Never mind that his brother John is a retired fire chief. 

Dave has had a lifelong love affair with orthops -- grasshoppers, crickets, katydids, and yes, even cockroaches.  

When the non-biologist sees an entomologist doing his or her thing you often hear the comment  "Now I've seen it all." 

Others may approach cautiously and ask "what are you doing?" 

Mr Smiley's response was an utterance -- "Glasss-hoppah!" given with the crazed look of a character from "One Flew over the Cuckoo's Nest".

You have to admire someone like that. 

So I designed the Mr Smiley Orthoptera Reserve, and felt a little better about my carnage.




Sunday, June 13, 2010

High water in Yosemite


Nevada Fall, June 2010

The Merced River was in spate this year.  Really in spate. 

It was unusually balmy as we drove down the central valley to Yosemite last week, and the warm air drifted up the Pacific slope and kicked off a serious snowmelt. 

For the first time in 6 years we were not booked for riverside sites in the Housekeeping Camp, but when we saw the vacant flooded campsites no one in the group complained about being far from the river.

Since you needed waders to get around down there, the park rangers relocated the riverside campers to unoccupied sites, which bumped other folks who had reservations. 

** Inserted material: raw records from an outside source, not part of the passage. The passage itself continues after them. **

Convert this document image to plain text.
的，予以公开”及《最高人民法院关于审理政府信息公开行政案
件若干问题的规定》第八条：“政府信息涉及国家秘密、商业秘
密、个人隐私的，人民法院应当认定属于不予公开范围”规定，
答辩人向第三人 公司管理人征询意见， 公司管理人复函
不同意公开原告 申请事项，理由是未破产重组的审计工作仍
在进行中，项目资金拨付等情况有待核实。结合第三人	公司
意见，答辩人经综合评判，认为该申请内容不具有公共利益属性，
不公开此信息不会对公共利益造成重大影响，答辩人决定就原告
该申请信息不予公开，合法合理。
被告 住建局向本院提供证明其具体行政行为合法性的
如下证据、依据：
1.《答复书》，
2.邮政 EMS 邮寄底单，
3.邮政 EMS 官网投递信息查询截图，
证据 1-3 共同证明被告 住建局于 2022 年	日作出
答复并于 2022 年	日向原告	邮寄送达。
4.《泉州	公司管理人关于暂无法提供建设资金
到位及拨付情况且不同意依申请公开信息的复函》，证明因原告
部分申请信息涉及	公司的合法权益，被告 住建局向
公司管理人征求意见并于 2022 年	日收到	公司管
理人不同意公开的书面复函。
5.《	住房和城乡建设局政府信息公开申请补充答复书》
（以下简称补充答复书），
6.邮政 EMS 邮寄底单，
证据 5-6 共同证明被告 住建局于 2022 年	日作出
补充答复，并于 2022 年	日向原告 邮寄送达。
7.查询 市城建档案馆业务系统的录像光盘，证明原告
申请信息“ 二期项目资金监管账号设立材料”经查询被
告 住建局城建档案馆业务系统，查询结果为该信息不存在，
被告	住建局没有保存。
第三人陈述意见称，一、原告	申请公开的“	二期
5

There were not as many happy campers this year, and the park maintenance crew were busy removing log jams from the bridges.   


 

Below the bridge to the Mist trail and Vernal Fall. 


All the same, the river was a thrilling sight, and we hiked to Nevada Fall past roaring cataracks and flooded banks.


Just before it spills over Nevada Fall the river had spread over an area that was twice its width in June of previous years.


Here's the big water as seen from the Four-mile Trail to Glacier Point.

The river and falls roar around the clock, but it's best heard at night.

I don't know why, maybe it's the wind, but sometimes it sounds like breakers on a beach.

Wednesday, June 9, 2010

Badger in the mist


There was nothing new to show from the last camera trapping event at Chimineas.

Just a badger in the mist, though the mist was in the camera. (It looks like a youngster from last year's crop).

A kangaroo rat was busy in most of the frames.


And a curious steer showed up a few days before we collected the two cameras.


We're expecting some next species later this month because we made 12 sets in new and underrepresented habitats.